In February 2026, it was reported that the City of Cape Town's digital learner’s license testing system was nearing full launch, and would roll out across all of the metro's 18 Driving License Testing Centers from the week of 16 February 2026. The move reflects a broader shift towards technology-driven public services in the Western Cape.

=== Recent developments ===

In January 2026, the South African Department of Transport announced that it was embarking on a cabinet approval process for a new prototype design for SA driver's licenses. The goal is a license that can be printed by the Government Printing Works, circumventing the requirement to use the country's sole existing printing machine, which has caused numerous backlogs. The Government Printing Works already prints South Africa's smart ID cards and passports.

Alongside the new design, the Department of Transport also announced it had completed successful testing of a network connection between the Road Traffic Management Corporation (RTMC) and the Government Printing Works, allowing for the transfer of data and files required by the printers to produce the license cards.

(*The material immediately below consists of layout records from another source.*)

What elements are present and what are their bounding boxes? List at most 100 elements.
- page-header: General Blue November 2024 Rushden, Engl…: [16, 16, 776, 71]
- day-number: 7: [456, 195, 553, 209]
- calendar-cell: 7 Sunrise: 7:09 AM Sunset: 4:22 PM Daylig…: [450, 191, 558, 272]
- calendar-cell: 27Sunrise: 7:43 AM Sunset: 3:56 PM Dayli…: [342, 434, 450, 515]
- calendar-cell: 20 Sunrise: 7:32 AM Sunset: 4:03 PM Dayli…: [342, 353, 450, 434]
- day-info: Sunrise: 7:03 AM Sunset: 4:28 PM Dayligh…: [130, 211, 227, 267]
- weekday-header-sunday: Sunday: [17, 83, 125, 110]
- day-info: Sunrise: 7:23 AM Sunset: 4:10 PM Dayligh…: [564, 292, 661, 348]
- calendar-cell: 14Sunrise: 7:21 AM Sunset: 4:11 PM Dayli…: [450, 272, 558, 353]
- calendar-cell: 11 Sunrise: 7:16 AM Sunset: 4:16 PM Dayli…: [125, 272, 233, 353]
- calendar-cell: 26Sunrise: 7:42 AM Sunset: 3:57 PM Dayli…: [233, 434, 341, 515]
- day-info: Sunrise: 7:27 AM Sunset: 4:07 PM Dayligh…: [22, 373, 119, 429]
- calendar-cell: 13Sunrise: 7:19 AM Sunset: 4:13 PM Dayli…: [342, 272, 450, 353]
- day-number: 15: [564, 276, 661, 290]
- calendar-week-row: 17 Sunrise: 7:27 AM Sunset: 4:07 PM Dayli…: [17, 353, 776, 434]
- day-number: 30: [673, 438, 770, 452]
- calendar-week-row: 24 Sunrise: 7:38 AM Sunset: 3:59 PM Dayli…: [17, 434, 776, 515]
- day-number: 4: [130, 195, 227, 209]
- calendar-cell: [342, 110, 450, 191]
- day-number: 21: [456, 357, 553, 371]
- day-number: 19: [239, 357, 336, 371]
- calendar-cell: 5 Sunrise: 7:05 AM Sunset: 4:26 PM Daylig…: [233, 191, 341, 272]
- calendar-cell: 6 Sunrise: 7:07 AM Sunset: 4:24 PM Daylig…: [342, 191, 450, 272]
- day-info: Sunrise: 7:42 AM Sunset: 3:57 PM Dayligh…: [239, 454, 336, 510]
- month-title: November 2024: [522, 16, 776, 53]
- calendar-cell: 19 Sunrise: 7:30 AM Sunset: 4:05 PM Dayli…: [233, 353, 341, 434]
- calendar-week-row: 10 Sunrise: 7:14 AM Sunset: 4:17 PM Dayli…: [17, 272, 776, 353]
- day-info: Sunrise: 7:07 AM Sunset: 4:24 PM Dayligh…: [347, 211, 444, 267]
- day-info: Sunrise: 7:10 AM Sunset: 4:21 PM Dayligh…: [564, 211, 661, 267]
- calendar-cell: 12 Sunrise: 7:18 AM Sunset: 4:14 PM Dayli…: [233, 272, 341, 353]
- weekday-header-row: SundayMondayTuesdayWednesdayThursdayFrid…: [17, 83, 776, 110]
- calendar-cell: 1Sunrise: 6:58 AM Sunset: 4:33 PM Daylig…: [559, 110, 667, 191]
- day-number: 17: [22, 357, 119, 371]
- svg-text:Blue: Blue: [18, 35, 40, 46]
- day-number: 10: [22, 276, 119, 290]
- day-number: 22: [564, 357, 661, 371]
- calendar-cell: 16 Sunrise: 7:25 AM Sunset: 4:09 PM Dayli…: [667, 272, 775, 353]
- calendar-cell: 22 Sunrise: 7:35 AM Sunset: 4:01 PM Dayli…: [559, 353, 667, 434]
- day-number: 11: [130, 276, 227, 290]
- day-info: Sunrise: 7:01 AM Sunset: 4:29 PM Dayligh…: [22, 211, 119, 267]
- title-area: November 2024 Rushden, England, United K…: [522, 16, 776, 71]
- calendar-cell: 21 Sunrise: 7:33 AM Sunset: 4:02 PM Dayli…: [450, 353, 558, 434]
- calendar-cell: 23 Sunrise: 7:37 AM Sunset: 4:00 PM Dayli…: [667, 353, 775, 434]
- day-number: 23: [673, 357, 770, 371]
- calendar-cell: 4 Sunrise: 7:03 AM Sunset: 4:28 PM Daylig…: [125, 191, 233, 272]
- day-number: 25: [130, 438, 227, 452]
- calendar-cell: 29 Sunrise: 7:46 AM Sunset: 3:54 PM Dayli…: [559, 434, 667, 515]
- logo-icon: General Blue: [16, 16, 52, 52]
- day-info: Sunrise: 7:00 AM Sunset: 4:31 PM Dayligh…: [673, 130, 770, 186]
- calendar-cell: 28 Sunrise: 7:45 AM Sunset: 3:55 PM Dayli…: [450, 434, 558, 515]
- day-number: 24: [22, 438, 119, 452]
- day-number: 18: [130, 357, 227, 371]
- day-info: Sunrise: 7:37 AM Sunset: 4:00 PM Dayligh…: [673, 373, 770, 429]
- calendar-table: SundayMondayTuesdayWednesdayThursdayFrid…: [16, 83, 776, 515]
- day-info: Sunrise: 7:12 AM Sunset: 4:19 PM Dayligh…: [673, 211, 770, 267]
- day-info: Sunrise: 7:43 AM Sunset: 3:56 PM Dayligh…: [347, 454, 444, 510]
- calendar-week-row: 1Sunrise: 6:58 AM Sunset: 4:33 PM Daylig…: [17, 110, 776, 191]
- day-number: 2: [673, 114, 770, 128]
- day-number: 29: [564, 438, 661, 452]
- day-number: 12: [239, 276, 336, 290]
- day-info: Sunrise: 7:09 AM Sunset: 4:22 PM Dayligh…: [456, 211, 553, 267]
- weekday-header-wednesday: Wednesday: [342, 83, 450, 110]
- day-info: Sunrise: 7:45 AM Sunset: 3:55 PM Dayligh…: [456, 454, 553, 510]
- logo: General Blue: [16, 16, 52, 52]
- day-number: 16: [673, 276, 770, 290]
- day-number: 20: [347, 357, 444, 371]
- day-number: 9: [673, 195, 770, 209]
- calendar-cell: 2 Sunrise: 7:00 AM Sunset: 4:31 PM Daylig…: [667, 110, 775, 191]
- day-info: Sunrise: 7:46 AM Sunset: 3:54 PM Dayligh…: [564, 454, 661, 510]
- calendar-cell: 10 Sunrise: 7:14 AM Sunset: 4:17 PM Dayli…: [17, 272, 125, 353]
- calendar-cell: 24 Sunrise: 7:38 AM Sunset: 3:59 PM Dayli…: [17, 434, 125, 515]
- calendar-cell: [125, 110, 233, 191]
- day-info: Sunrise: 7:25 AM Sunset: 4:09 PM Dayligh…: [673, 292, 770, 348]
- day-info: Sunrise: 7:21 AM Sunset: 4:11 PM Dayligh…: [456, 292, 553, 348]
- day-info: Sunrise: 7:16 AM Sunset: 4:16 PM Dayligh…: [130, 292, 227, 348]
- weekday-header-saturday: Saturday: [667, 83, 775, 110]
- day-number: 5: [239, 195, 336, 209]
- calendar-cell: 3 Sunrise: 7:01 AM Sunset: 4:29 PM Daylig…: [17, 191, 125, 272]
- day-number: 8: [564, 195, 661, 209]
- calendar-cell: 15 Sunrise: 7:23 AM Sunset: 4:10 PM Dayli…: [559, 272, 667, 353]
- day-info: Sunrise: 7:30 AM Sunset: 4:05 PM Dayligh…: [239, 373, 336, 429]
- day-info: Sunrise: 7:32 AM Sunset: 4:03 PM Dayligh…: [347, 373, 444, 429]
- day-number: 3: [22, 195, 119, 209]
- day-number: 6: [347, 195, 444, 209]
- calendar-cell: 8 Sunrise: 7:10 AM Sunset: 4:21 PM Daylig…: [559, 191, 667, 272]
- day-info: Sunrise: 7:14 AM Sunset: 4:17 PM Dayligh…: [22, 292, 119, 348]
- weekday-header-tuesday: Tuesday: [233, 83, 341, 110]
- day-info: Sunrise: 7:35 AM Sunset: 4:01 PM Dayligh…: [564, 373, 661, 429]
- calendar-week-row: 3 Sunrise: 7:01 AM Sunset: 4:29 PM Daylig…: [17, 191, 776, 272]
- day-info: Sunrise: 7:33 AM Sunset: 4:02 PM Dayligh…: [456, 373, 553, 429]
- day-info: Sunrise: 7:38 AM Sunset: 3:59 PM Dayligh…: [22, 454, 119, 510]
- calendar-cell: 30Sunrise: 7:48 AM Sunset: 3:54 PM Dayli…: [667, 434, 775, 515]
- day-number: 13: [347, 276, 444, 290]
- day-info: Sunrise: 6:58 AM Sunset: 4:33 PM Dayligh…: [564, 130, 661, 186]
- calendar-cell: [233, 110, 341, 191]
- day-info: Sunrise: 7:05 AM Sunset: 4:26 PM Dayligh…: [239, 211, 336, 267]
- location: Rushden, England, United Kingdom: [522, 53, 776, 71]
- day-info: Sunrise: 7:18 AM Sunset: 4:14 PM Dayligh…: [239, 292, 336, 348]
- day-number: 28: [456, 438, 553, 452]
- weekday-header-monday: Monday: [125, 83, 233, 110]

In July 2026, the South African Government approved a change which will extend the validity of period of driving licenses from five years to 10 years. The change will affect only light motor vehicle licenses - Codes A, A1, B, and EB. Minister in the Presidency Khumbudzo Ntshavheni said the implementation process would follow relevant legislative amendments. The effective date of the new validity period has yet to be announced.

In August 2026, the new 10 year driving license extension was officially gazetted for public comment by the Department of Transport.